The combination of experimental and observational data allows a consistent picture of the microcosm communities to emerge. There was a clear distance–decay pattern in the microcosms which was maintained in microcosms closed to colonization (Figure 2). Transplanting the microcosms to new locations altered the communities, and this alteration was unaffected by closing the microcosms. The result provides a transparent demonstration of an environmental affect on the communities, and little evidence for distance dispersal, at least over these temporal and spatial scales. Finally, altering the colonization rate affected community dissimilarity over a few days, but was little affected after microcosms were open to colonization for longer than around 6 days. The temporal scale of the dispersal limitation was therefore likely to be over a few days, which might explain in part why dispersal limitation was not detected in the transplant experiment.

The molecular method used here (tRFLP) to describe the bacterial communities provides only a coarse description of these communities. Only the most abundant species are documented using this technique, and the patterns observed here might not hold for the many more taxa that were not detected using this method (Blackwood et al., 2007). The technique also suffers from some significant caveats, including sampling bias during the polymerase chain reaction, and the possibility that a single taxon produces multiple restriction fragment sizes (for example, Lueders and Friedrich, 2003). It is possible that the biases inherent in tRFLP resulted in conservative estimates of dispersal limitation.

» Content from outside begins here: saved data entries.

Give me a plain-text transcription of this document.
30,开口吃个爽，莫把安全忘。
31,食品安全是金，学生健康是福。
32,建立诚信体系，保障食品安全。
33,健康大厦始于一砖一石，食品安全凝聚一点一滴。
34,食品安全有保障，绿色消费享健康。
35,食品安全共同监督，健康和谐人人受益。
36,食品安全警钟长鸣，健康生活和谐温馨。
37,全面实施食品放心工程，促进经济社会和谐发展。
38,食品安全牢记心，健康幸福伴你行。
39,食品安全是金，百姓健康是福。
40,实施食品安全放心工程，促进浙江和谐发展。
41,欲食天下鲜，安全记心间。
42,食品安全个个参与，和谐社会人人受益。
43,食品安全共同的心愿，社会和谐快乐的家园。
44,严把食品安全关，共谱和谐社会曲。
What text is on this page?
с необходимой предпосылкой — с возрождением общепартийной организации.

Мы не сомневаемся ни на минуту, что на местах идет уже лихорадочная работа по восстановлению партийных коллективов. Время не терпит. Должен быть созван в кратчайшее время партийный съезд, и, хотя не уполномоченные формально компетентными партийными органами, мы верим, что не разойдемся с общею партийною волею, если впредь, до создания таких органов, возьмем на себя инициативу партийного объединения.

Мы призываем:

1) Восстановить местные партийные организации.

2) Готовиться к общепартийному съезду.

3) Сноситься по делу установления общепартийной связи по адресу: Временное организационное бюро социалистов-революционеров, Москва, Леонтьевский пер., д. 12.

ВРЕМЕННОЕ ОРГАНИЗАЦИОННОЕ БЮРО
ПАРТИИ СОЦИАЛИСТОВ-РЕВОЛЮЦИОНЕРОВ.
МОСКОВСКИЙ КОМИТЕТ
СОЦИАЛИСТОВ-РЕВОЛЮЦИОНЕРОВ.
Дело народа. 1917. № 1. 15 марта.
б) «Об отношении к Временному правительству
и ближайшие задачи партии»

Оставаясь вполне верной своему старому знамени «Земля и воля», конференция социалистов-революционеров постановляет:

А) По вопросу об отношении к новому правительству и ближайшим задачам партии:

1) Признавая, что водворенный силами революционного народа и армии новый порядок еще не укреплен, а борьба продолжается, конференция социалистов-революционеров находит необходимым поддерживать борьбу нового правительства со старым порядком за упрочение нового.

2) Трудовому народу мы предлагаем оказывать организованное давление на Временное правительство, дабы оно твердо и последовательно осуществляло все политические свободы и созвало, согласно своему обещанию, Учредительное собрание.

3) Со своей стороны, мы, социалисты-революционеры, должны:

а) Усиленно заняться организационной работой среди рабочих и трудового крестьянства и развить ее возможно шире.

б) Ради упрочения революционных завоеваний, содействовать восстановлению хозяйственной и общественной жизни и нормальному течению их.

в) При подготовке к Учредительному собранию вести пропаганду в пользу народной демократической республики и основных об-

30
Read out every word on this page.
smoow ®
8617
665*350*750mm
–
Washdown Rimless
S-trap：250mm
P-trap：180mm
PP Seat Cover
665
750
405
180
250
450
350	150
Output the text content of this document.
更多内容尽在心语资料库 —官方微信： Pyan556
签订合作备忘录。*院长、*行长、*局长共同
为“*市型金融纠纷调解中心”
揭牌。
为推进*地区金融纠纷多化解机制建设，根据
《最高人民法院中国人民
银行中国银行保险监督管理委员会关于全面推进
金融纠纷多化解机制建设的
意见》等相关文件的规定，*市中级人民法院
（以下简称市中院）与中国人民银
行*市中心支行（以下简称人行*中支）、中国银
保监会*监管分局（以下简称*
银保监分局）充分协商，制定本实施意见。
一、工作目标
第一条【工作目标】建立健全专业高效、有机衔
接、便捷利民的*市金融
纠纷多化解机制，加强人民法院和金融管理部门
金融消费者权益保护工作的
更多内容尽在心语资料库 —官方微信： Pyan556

For example, it is plausible that the rarest taxa are those that are the most dispersal limited. The inability of the experiments to detect significant dispersal limitation might therefore reflect the inability of tRFLP to detect rare taxa rather than the importance of dispersal limitation in these communities. Future work will undoubtedly entail more fine-scaled efforts to estimate dispersal limitation for both common and rare taxa. Nonetheless, the consistent differences observed here in the tRFLP profiles reflect real differences in the composition or distribution of abundance in these communities. Another important caveat to the study is that the surveys and field experiments were conducted within a single woodland. Considerable research is still required to analyze whether the results apply to bacterial communities more generally or to tree-hole communities in other woodlands.

Assessing the importance of environmental differences on distance–decay relationships by measuring environmental variables (Green et al., 2004; Horner-Devine et al., 2004; Legendre et al., 2005; Ramette and Tiedje, 2007; Van der Gucht et al., 2007; Sommaruga and Casamayor, 2009) requires a good understanding of how the constituent species of complex microbial communities perceive the world around them. Although some environmental variables seem to have large effects on most bacteria species, such as pH (Fierer and Jackson, 2006), there remains an enormous amount of unexplained variation in bacterial community composition. One of the great advantages of studying bacterial communities is that whole communities can be manipulated under relatively natural conditions. In situ manipulations of bacterial communities, such as the transplant experiments described in this study, have the potential to be useful tools for understanding how environmental conditions influence the distribution and abundance of bacterial taxa. Overall, the experimental results here suggest that subtle environmental differences can quickly overcome dispersal limitation operating over time scales of a few days and at spatial scales of a few hundred metres.